A Bonrook, c’était la saison sèche, ces derniers mois. A cette époque de l’année, les familles de brumbies sont en excellente forme. L’herbe indigène et l’eau abondent, les journées chaudes sont sèches. Lors de mes inspections régulières des points d’eau et des clôtures du domaine, je croise toujours des troupeaux de brumbies, qui vivent en liberté sur un terrain de plus de 500 km2.
Les troupeaux de chevaux de Bonrook comprennent chacun quatre à douze membres – mais, chose fascinante, je constate qu’ils se rassemblent surtout en groupes de sept. Lorsqu’on croise ces troupeaux, les chevaux fuient ou nous font face, suivant l’attitude du mâle dominant. Souvent, ils s’enfuient, car c’est leur réaction instinctive et leur principal mécanisme de défense. Les troupeaux qui, quant à eux, décident de tenir bon face à la potentielle menace constituent un objet d’étude intéressant et nous prenons le temps de les observer tranquillement, assis dans une voiture de la réserve.
Souverain majestueux surson territoire
Le mâle dominant, plein de testostérone et d’énergie, parade devant le troupeau. Il écume, piaffe et danse en me regardant fixement, me faisant bien comprendre qu’il est ici chez lui et que je suis l’intrus qui viole son territoire. Le reste du troupeau observe attentivement la scène depuis le maquis, toujours dans le clair-obscur ou à l’ombre des arbres.

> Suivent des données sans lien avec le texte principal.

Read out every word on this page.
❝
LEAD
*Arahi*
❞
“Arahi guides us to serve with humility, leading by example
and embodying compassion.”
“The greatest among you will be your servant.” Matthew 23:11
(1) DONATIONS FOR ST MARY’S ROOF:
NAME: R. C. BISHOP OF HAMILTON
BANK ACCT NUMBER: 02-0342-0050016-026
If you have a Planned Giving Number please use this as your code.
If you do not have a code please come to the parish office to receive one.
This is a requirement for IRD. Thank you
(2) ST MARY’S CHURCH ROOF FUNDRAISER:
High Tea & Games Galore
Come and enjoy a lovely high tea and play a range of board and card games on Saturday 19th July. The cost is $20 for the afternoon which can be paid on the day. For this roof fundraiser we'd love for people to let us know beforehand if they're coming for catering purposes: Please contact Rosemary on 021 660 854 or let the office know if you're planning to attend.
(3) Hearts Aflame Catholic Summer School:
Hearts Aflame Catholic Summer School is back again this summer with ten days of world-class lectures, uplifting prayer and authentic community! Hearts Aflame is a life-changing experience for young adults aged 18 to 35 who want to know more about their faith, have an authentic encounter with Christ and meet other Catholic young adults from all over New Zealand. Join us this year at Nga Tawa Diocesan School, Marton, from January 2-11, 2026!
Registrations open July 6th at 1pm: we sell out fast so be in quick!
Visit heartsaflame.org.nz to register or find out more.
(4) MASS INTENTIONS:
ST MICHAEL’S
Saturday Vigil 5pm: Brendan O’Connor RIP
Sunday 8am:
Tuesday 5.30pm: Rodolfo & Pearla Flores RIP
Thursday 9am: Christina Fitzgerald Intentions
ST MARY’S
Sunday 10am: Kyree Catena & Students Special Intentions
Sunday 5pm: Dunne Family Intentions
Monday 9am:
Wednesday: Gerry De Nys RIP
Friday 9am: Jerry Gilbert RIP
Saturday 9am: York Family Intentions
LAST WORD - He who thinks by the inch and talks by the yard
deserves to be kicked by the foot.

Yearlings, poulains et juments
Les yearlings (jeunes entre 1 et 2 ans), conscients de leur rang dans la hiérarchie, restent en retrait ou sur les côtés, et ne me quittent pas des yeux. Les jeunes poulains sont les plus difficiles à voir, car leurs mères se placent de manière protectrice entre eux et le moindre danger, réel ou perçu. Les petits se pressent contre leurs flancs rassurants. Tous les membres du troupeau sont parfaitement soignés : aucun nœud dans leur queue ni dans leur crinière, qui flotte doucement au vent et brille au soleil.
Libres et sauvages
Ici, pas question de les apprivoiser ! À Bonrook, les brumbies vivent libres et indomptés. On le voit déjà à leur allure. Ils respirent la sauvagerie, aussi ardents que les éclairs qui zèbrent le ciel au début de la mousson.
Sur l’ordre du mâle dominant, ils repartent. Presque comme un seul corps, ils se retournent à toute vitesse. La jument de tête, l’éclaireuse, explore le chemin avec une agilité remarquable. Elle semble voler au-dessus du sol en ouvrant élégamment la voie au troupeau.
À présent, ils galopent gracieusement à travers le bush, passant sous les eucalyptus et les filaos, gardiens silencieux de la savane du Nord, et sous les branches des campêches. Les juments guident les poulains et les gardent auprès d’elles. Les yearlings s’ébattent insolemment avec toute l’exubérance juvénile, mais leurs tantes les rappellent sévèrement à l’ordre. Le grand mâle forme l’arrière-garde, pour veiller à ce que personne ne reste à la traîne.
Brèves rencontres, impressions éternelles
Pendant quelques instants, nos chemins se croisent. Avant qu’ils ne se séparent, je passe quelques minutes, tout au plus, en leur compagnie. Puis ils retournent à leur vie dans leurs groupes familiaux, réglée par les saisons, dans la nature intacte. Moi, je retourne à mes tâches quotidiennes sur le terrain, au rythme des jours et des heures, me réjouissant déjà de notre prochaine rencontre.